İsrail istiyor, MİT koruyor: “Siloam Yazıtı” nedir, ne yazıyor? İşte önemi
İsrail’in Türkiye’den ısrarla istediği Siloam (Silvan) Yazıtı, merak konusu oldu. MİT’in koruduğu yazıtın özelliği ve üzerinde ne yazdığı, araştırılıyor. İşte, Siloam Yazıtı hakkında bilgiler…

Kudüs’te 1880 yılında keşfedilen ve bugün İstanbul Arkeoloji Müzeleri’nde korunan Siloam Yazıtı, hem arkeoloji hem de kutsal kitaplar açısından büyük değer taşıyor.
Hakkında iade tartışmaları süren bu tarihi eser, MİT’in özel koruması altında bulunuyor.

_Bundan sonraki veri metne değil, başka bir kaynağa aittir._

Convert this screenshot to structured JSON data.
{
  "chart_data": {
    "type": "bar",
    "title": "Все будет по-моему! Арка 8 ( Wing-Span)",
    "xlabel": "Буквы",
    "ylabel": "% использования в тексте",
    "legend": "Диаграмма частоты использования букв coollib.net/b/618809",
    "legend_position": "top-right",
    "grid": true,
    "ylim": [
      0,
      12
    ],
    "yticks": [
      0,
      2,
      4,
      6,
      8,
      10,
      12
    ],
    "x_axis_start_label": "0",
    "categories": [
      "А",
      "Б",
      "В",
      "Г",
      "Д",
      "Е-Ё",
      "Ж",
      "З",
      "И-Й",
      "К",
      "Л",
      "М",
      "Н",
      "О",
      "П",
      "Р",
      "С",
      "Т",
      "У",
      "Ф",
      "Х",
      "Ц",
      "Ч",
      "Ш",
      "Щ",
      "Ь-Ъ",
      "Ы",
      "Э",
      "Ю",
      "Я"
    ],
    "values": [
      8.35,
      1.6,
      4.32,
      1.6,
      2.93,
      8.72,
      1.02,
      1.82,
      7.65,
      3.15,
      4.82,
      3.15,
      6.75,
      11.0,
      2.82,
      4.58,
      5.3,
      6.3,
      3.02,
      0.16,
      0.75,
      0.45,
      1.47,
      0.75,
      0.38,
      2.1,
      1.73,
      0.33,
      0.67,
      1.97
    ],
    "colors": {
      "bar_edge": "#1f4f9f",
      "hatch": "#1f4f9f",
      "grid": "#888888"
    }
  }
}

Netanyahu, Osmanlı döneminde Doğu Kudüs’te bulunarak İstanbul Arkeoloji Müzesi’ne getirilen Silvan Yazıtı’nı Türkiye’den istediğini, fakat Cumhurbaşkanı Erdoğan ve seçmen tabanı nedeniyle yazıtı alamadığını iddia etti.
İsrail basınında çıkan haberlere göre, Tel Aviv yönetimi bu yazıtı daha önce de birçok kez Türkiye’den istemiş ancak her seferinde ret cevabı almıştı.

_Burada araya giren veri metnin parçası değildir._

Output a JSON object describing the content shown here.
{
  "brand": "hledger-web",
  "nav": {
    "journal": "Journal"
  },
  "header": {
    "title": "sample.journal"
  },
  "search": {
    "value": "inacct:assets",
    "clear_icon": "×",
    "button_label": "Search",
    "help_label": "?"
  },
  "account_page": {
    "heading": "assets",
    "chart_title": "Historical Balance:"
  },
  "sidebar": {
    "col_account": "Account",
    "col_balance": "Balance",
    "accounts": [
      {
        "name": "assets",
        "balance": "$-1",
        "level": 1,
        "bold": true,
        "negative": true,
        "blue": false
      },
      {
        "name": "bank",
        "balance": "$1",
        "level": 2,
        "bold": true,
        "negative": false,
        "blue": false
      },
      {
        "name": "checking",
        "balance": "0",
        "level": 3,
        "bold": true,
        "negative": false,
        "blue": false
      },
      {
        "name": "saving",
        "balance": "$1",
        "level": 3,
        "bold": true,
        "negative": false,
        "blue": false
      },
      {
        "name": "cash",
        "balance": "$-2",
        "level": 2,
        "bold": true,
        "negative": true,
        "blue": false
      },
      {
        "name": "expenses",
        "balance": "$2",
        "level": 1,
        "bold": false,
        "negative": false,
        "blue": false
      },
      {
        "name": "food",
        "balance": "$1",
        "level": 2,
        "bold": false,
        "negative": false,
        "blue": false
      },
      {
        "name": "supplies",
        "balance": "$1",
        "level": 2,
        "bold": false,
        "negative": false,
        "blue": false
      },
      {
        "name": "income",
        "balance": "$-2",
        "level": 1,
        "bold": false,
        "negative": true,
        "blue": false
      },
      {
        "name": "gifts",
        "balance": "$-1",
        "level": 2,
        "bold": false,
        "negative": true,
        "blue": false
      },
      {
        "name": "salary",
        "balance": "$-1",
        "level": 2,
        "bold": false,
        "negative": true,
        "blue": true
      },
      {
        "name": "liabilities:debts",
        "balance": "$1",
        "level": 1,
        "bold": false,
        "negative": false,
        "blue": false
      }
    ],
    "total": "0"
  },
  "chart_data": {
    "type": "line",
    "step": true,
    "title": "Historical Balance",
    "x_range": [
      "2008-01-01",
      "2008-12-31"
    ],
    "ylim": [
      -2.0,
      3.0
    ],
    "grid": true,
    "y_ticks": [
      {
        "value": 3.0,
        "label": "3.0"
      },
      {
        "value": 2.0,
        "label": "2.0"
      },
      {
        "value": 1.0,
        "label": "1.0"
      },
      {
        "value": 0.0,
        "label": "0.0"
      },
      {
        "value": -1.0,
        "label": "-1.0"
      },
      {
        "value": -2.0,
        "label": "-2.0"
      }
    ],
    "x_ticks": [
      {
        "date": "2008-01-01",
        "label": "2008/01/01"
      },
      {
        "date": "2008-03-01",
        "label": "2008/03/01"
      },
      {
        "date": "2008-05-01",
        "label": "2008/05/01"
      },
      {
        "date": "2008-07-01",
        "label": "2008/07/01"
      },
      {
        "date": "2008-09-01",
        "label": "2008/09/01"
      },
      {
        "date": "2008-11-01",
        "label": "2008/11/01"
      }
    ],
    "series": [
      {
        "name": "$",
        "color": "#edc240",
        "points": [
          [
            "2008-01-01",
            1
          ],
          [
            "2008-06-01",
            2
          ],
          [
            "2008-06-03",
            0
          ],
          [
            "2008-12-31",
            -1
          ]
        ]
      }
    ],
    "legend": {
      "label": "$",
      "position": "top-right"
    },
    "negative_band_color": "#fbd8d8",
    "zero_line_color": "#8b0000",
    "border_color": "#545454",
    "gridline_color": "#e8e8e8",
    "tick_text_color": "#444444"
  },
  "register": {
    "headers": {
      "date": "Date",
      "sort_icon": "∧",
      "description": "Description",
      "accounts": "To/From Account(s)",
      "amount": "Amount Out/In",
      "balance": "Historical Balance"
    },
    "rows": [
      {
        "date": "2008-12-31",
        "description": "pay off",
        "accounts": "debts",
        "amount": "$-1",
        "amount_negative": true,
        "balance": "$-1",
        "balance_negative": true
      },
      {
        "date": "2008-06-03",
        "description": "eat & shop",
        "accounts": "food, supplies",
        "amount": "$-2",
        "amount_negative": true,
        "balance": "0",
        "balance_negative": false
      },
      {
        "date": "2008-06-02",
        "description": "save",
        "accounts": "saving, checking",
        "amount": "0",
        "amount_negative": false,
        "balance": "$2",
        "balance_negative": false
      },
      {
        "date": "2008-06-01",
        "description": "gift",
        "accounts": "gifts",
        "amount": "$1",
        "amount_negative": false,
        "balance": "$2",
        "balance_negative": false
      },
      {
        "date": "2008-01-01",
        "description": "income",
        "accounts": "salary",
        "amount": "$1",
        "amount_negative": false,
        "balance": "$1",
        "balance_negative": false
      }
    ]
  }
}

Peki, Siloam Yazıtı’nın özelliği nedir, üzerinde ne yazıyor? İşte, Siloam Yazıtı hakkında detaylar…
SİLOAM YAZITI NEDİR
Siloam Yazıtı, Kudüs’teki Siloam Tüneli’nin (Hezekiya Tüneli) duvarında bulunmuş eski İbrani alfabesiyle yazılmış bir kitabe.
M.Ö. 8. yüzyıla, Yahuda Krallığı Kralı Hezekiya dönemine (yaklaşık M.Ö. 701) tarihlendiriliyor.
1880 yılında Kudüs’te bir çocuk tarafından tesadüfen keşfedildi.
Kitabe şu anda İstanbul Arkeoloji Müzeleri’nde sergileniyor.
SİLOAM YAZITI’NDA NE YAZIYOR
Yazıtta, Kudüs’e su getirmek için açılan tünel kazısının nasıl yapıldığı anlatılıyor.
Özellikle, tüneli kazmak için iki grubun farklı yönlerden ilerleyip sonunda ortada buluştukları belirtiliyor.
Bu, o dönem mühendisliğinin ve su sistemlerinin ne kadar gelişmiş olduğunu gösteren önemli bir belge.
İADE TARTIŞMALARI
Yazıt, Osmanlı döneminde Kudüs’ten çıkarılıp İstanbul’a getirilmiş.
Bugün İstanbul Arkeoloji Müzeleri’nde, devletin ve MİT’in özel koruması altında sergileniyor.
İsrail, yazıtı “ulusal miras” olarak görüyor ve yıllardır Türkiye’den iadesini talep ediyor.
Kudüs’te keşfedildiği için “ait olduğu topraklara dönmesi gerektiğini” savunuyor.
Türkiye, eserin yasal yollarla kendi topraklarına getirildiğini savunuyor ve iade talebine olumlu bakmıyor.
Yahudi tarihiyle doğrudan bağlantılı olduğu için İsrail açısından kimlik ve tarihsel meşruiyet meselesi olarak görülüyor.
Türkiye içinse “Osmanlı mirası” ve “uluslararası müzecilik ilkeleri” gereği elinde tutulması gereken bir eser niteliğinde.